Full Metal Jacket (1987), Stanley Kubrick
É praticamente unânime a ideia de Kubrick ser genial. Mas essa genialidade não é aparente e superficial no que somente à popularidade dos seus filmes diz respeito, é, com efeito, também na análise plano a plano, cena a cena, ou de objectivo em objectivo que se constata pormenores e propósitos concretos que sustentam e substanciam a excelência da mente do cineasta. A concentração deve ser, portanto, máxima em todos os seus filmes (e em todos os sentidos) até ao ponto de se atingir, e sermos atingidos, invariavelmente pelo substracto final e por uma experiência global e totalmente imersiva.
A cena aqui destacada pertence ao filme Full Metal Jacket, a incursão de Kubrick na guerra ou a sua interpretação da mesma, sendo que é bem evidente a minúcia e o cuidado no detalhe, seja na preocupação de seguir ou ocultar o momento, seja no relaxe, no gozo e no aproveitamento das potencialidades morais e satíricas do acto de combater em si.

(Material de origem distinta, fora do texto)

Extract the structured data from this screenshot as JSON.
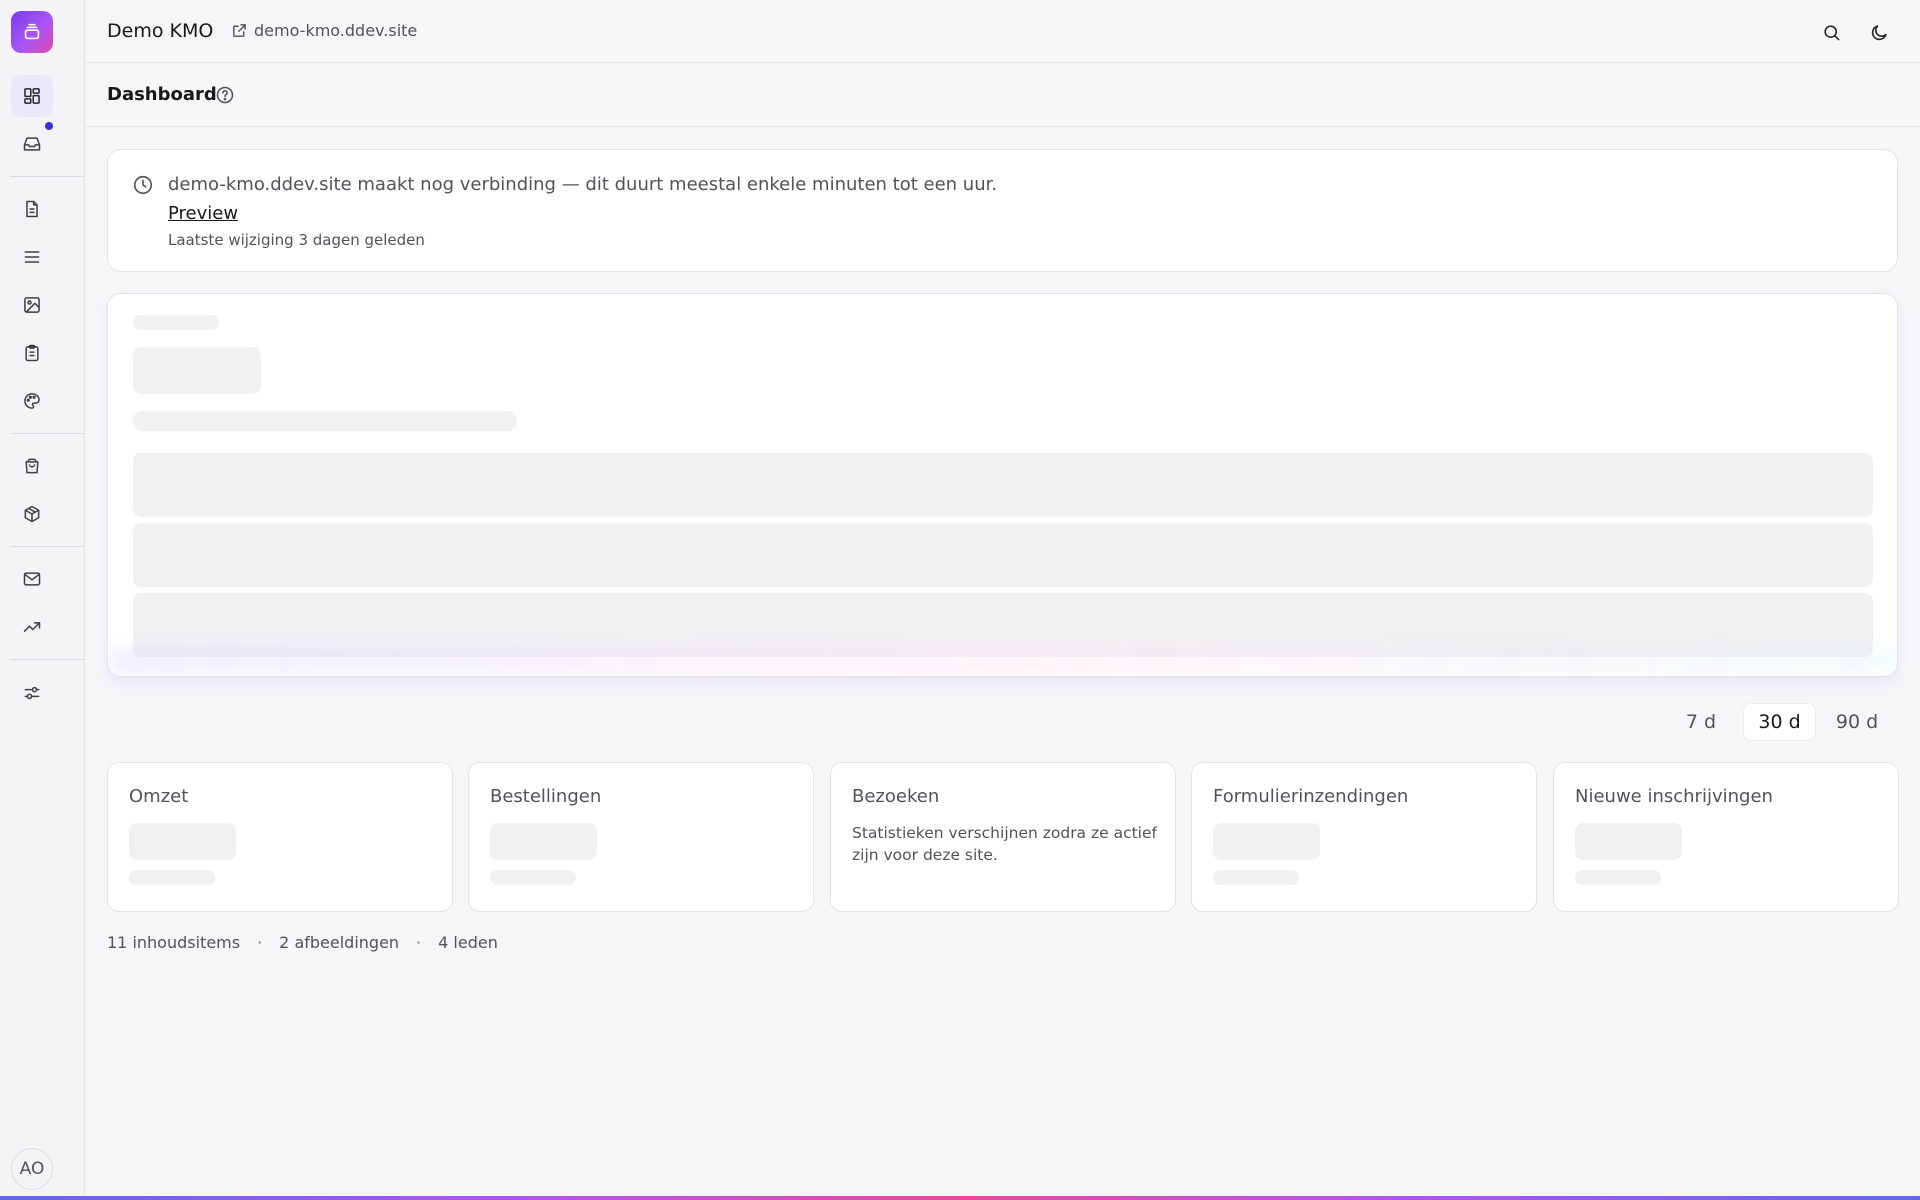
{
  "header": {
    "site_title": "Demo KMO",
    "site_link": "demo-kmo.ddev.site"
  },
  "page": {
    "title": "Dashboard"
  },
  "notice": {
    "message": "demo-kmo.ddev.site maakt nog verbinding — dit duurt meestal enkele minuten tot een uur.",
    "link": "Preview",
    "subtext": "Laatste wijziging 3 dagen geleden"
  },
  "ranges": [
    "7 d",
    "30 d",
    "90 d"
  ],
  "range_selected": "30 d",
  "stats": [
    {
      "label": "Omzet"
    },
    {
      "label": "Bestellingen"
    },
    {
      "label": "Bezoeken",
      "note": "Statistieken verschijnen zodra ze actief zijn voor deze site."
    },
    {
      "label": "Formulierinzendingen"
    },
    {
      "label": "Nieuwe inschrijvingen"
    }
  ],
  "footer": {
    "items": [
      "11 inhoudsitems",
      "2 afbeeldingen",
      "4 leden"
    ],
    "separator": "·"
  },
  "user": {
    "initials": "AO"
  },
  "sidebar": {
    "icons": [
      "dashboard-icon",
      "inbox-icon",
      "page-icon",
      "list-icon",
      "image-icon",
      "clipboard-icon",
      "palette-icon",
      "shopping-bag-icon",
      "package-icon",
      "mail-icon",
      "trending-up-icon",
      "settings-sliders-icon"
    ]
  },
  "colors": {
    "accent": "#3730d9",
    "brand_gradient_start": "#7c3aed",
    "brand_gradient_end": "#ec4899"
  }
}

Começa no "toca e foge" do soldado a falhar e a matar de seguida alguns inimigos (arrancando aqui a música ou o pecado e a irresponsabilidade de um sentimento de felicidade ingénua), passa pela (omi)presença de um helicóptero pronto a transportar e a aliviar os feridos (o mesmo que voa ou desaparece dali para fora no fim), culminando na encenação de um plano dentro de outro em que os intervenientes distribuem e brincam aos papéis ou às personagens de um hipotético filme, no que será provavelmente o auge de toda a cena. Ao som de Surfin' Bird dos The Trashmen e pelo andamento e movimento da câmera, assistimos a uma mudança de escala e a um distanciamento maior face à acção, presenciando simultaneamente a descontracção em primeira instância, e em primeiro plano, e por detrás o horror da destruição num contexto incrível de jogo e guerra. De uma estupidez e de uma ignorância como só Stanley Kubrick sabe transmitir.